The world’s 60 biggest banks financed fossil fuels by £5.5 trillion since the Paris Agreement, according to an analysis.

The banks, which include UK giants like Barclays and HSBC, committed £562 billion in financing to fossil fuels in 2023, according to the 15th annual Banking On Climate Chaos (BOCC) report published on Monday.

It comes seven years after the legally binding international treaty to try to limit warming to 1.5C above pre-industrial levels came into force in 2016.


The UN says banks will play an important role in the transition by aligning their portfolios with the Paris Agreement.

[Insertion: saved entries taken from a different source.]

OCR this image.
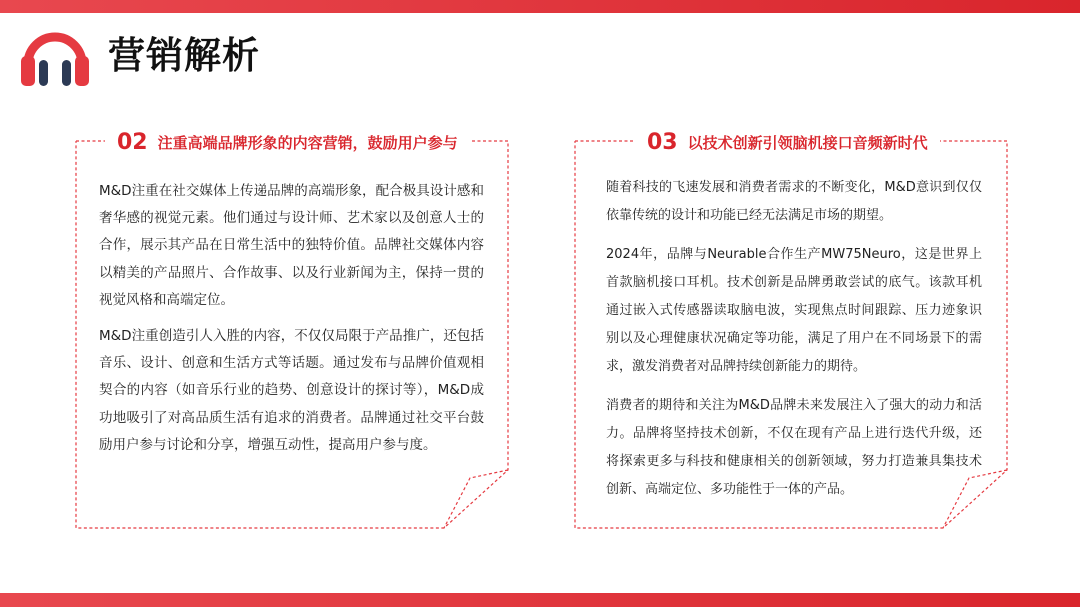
营销解析
02 注重高端品牌形象的内容营销，鼓励用户参与

M&D注重在社交媒体上传递品牌的高端形象，配合极具设计感和奢华感的视觉元素。他们通过与设计师、艺术家以及创意人士的合作，展示其产品在日常生活中的独特价值。品牌社交媒体内容以精美的产品照片、合作故事、以及行业新闻为主，保持一贯的视觉风格和高端定位。

M&D注重创造引人入胜的内容，不仅仅局限于产品推广，还包括音乐、设计、创意和生活方式等话题。通过发布与品牌价值观相契合的内容（如音乐行业的趋势、创意设计的探讨等），M&D成功地吸引了对高品质生活有追求的消费者。品牌通过社交平台鼓励用户参与讨论和分享，增强互动性，提高用户参与度。

03 以技术创新引领脑机接口音频新时代

随着科技的飞速发展和消费者需求的不断变化，M&D意识到仅仅依靠传统的设计和功能已经无法满足市场的期望。

2024年，品牌与Neurable合作生产MW75Neuro，这是世界上首款脑机接口耳机。技术创新是品牌勇敢尝试的底气。该款耳机通过嵌入式传感器读取脑电波，实现焦点时间跟踪、压力迹象识别以及心理健康状况确定等功能，满足了用户在不同场景下的需求，激发消费者对品牌持续创新能力的期待。

消费者的期待和关注为M&D品牌未来发展注入了强大的动力和活力。品牌将坚持技术创新，不仅在现有产品上进行迭代升级，还将探索更多与科技和健康相关的创新领域，努力打造兼具集技术创新、高端定位、多功能性于一体的产品。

The International Energy Agency has said that no new fossil fuel projects should be developed beyond existing fields to remain within the temperature limit.

The BOCC coalition of campaign and research groups analysed the banks’ lending and underwriting to more than 4,200 fossil fuel companies reported in Bloomberg LP and London Stock Exchange Group (LSEG).

They found that £277 billion, more than half of the biggest banks’ financing for fossil fuels in 2023, went to expansion alone. Meanwhile, a total of £2.6 trillion was found to have gone towards fossil fuel expansion since 2016.


US bank JP Morgan Chase was identified as the biggest fossil fuel financier globally in 2023, committing 41 billion dollars (£33 billion) to fossil fuel companies.

Citibank provided the most financing to fossil fuel expansion at £163 billion since 2016, the analysis suggests.

The UK biggest bank, Barclays, came eighth in the world for its financing of fossil fuels since 2016 at £188 billion. It also came ninth out of the top 12 for the amount of finance committed to fossil fuels in 2023 at £19 billion.

HSBC came 12th in the world for its financing of fossil fuels since 2016 at £153 billion.

April Merleaux, report co-author and research manager at Rainforest Action Network, said the report lifts the lid on the banks’ greenwashing. “In a year with record climate impacts, I am shocked to see financing for any category of fossil fuels increase,” she said.


Lucie Pinson, director at Reclaim Finance, who also co-authored the report, said: “European banks like to claim to be showing leadership when it comes to action on climate change, but they are continuing to channel money into fossil fuel expansion, despite the clear warnings from climate science.”

The paper, which was endorsed by almost 600 organisations in 69 countries, was written by researchers at BankTrack, Centre for Energy, Ecology and Development, Indigenous Environmental Network, Oil Change International, Sierra Club, and Urgewald.

The authors said every bank was contacted and given an opportunity to review the deals attributed to them.

Coinciding with the release of the report, Barclays was accused of calling billions of dollars in financing for fossil fuel companies “sustainable”.